A security researcher discovered an unencrypted database containing 154 million records of U.S. voters that included addresses, phone numbers, political party, income range, and voting history.
A security researcher discovered an unencrypted database containing 154 million records of U.S. voters that included addresses, phone numbers, political party, income range, and voting history.

A security researcher discovered an unencrypted database containing 154 million records of U.S. voters that included addresses, phone numbers, political party, income range, ethnicity, age, and voting history. Some of the records provided even more sensitive details such as voter's Facebook profiles, email addresses, gun ownership, and views on abortion and gay marriage.

The CouchDB database records, discovered by MacKeeper security researcher Chris Vickery, were stored on a Google account that required no username, password, or authentication. Vickery does not know who is responsible for the insecure database, although he stated in a MacKeeper blog post that the files belonged to an unnamed client of L2, a data broker.

L2 worked with Vickery to ensure that the information was taken down from the unsecured Google cloud service. L2's CEO, Bruce Willsie wrote in an email to Vickery that the unsecured file contained “only a very small number of our standard fields” and “was an old copy” from a year ago.

The discovery of the open database raises questions about the extent of collection practices engaged in by of data brokers and the responsibility of securing sensitive information after the data has been sold to clients.

“‘This was an old copy' is a totally unacceptable response from the CEO of the company,” wrote Marcus Carey, CTO and founder of vThreat, in an email to SCMagazine.com. “This kind of information isn't perishable because it isn't going to change anytime soon.”

The information, noted Carey, can be used not only in identity theft and fraud, but also for targeted cyber attacks.

According to log files viewed by Vickery, a Serbian IP was interacting with the database in April, raising the specter of data collection about individuals by foreign groups, and potentially intelligence agencies.

The discovery is especially disconcerting in light of the recent hacking of the Democratic National Committee (DNC) system and subsequent reports that indicate the hacker who claimed sole responsibility for that intrusion appears to be linked to Cozy Bear and Fancy Bear, APTs that have been closely associated with Russian intelligence.

“Nation states would love this data, as would political rivals,” wrote Tom Kellermann, CEO of Strategic Cyber Ventures, in an email to SCMagazine.com. “The data brokers have a history of horrible cybersecurity and their negligence can undermine the integrity of elections.”
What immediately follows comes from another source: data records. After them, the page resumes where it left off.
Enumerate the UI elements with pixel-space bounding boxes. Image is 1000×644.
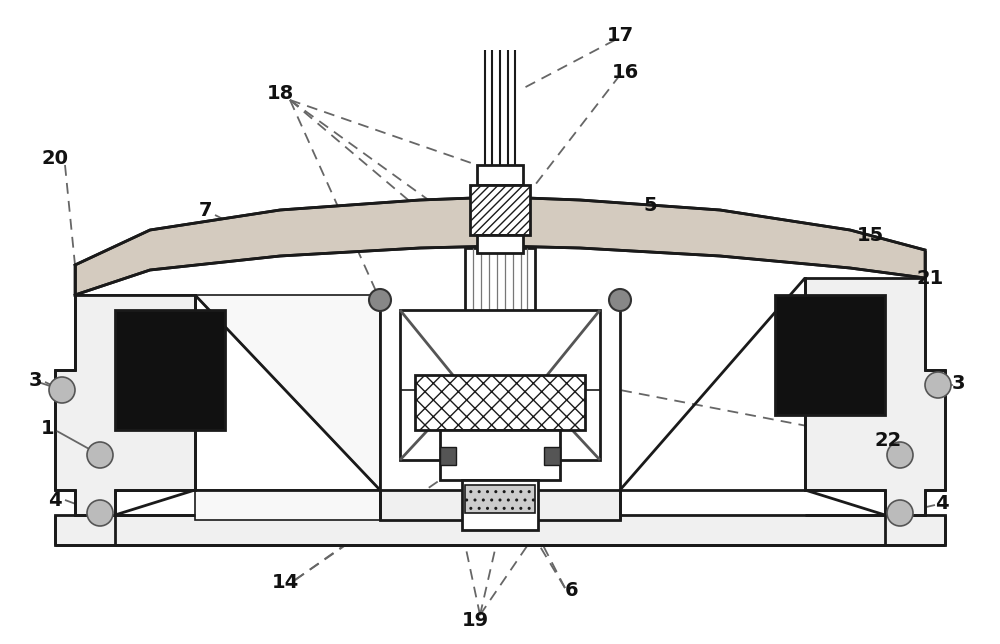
Text: 4: 4	[48, 491, 62, 509]
Polygon shape	[195, 295, 380, 520]
Text: 15: 15	[856, 225, 884, 245]
Text: 18: 18	[266, 84, 294, 102]
Circle shape	[87, 442, 113, 468]
Bar	[380, 490, 620, 520]
Text: 21: 21	[916, 269, 944, 287]
Text: 3: 3	[951, 374, 965, 392]
Text: 1: 1	[41, 419, 55, 437]
Circle shape	[369, 289, 391, 311]
Bar	[115, 310, 225, 430]
Bar	[400, 310, 600, 460]
Text: 3: 3	[28, 370, 42, 390]
Bar	[465, 248, 535, 520]
Text: 17: 17	[606, 26, 634, 44]
Text: 4: 4	[935, 493, 949, 513]
Polygon shape	[75, 197, 925, 295]
Text: 14: 14	[271, 573, 299, 591]
Bar	[544, 447, 560, 465]
Bar	[462, 480, 538, 530]
Circle shape	[49, 377, 75, 403]
Text: 7: 7	[198, 200, 212, 220]
Text: 22: 22	[874, 430, 902, 450]
Bar	[55, 515, 945, 545]
Polygon shape	[75, 295, 195, 490]
Polygon shape	[55, 295, 195, 515]
Text: 19: 19	[461, 611, 489, 629]
Bar	[470, 185, 530, 235]
Bar	[477, 235, 523, 253]
Text: 5: 5	[643, 196, 657, 214]
Circle shape	[925, 372, 951, 398]
Bar	[477, 165, 523, 185]
Circle shape	[887, 500, 913, 526]
Circle shape	[87, 500, 113, 526]
Text: 16: 16	[611, 62, 639, 82]
Circle shape	[887, 442, 913, 468]
Text: 6: 6	[565, 580, 579, 600]
Polygon shape	[805, 278, 945, 515]
Circle shape	[609, 289, 631, 311]
Bar	[415, 375, 585, 430]
Bar	[465, 485, 535, 513]
Bar	[440, 430, 560, 480]
Bar	[775, 295, 885, 415]
Text: 20: 20	[42, 149, 68, 167]
Bar	[440, 447, 456, 465]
This is not the first instance of U.S. voter data being left exposed, although it is by far the largest data set of U.S. voters to have been discovered. In January, Vickery discovered 56 million records that appeared to have originated from a U.S.-based right-wing Christian group.

Information security professionals warn that greater security measures must be taken to protect such information from falling into the hands of criminals. Adam Levin, chairman and founder of IDT911, and author of Swiped, noted that cybercriminals can use such data to coordinate sophisticated identity theft schemes, in an email to SCMagazine.com. The information available “is more than enough for hackers to access current financial accounts, set up fraudulent accounts, as well as launch effective phishing attacks against millions of unsuspecting citizens to gather additional information that can be used to commit tax fraud,” he wrote.

Other nations have also experienced similarly staggering leaking data. Vickery also discovered 93.4 million Mexican voter registration records and as many as 55 million voters in the Philippines, both of which were announced in April.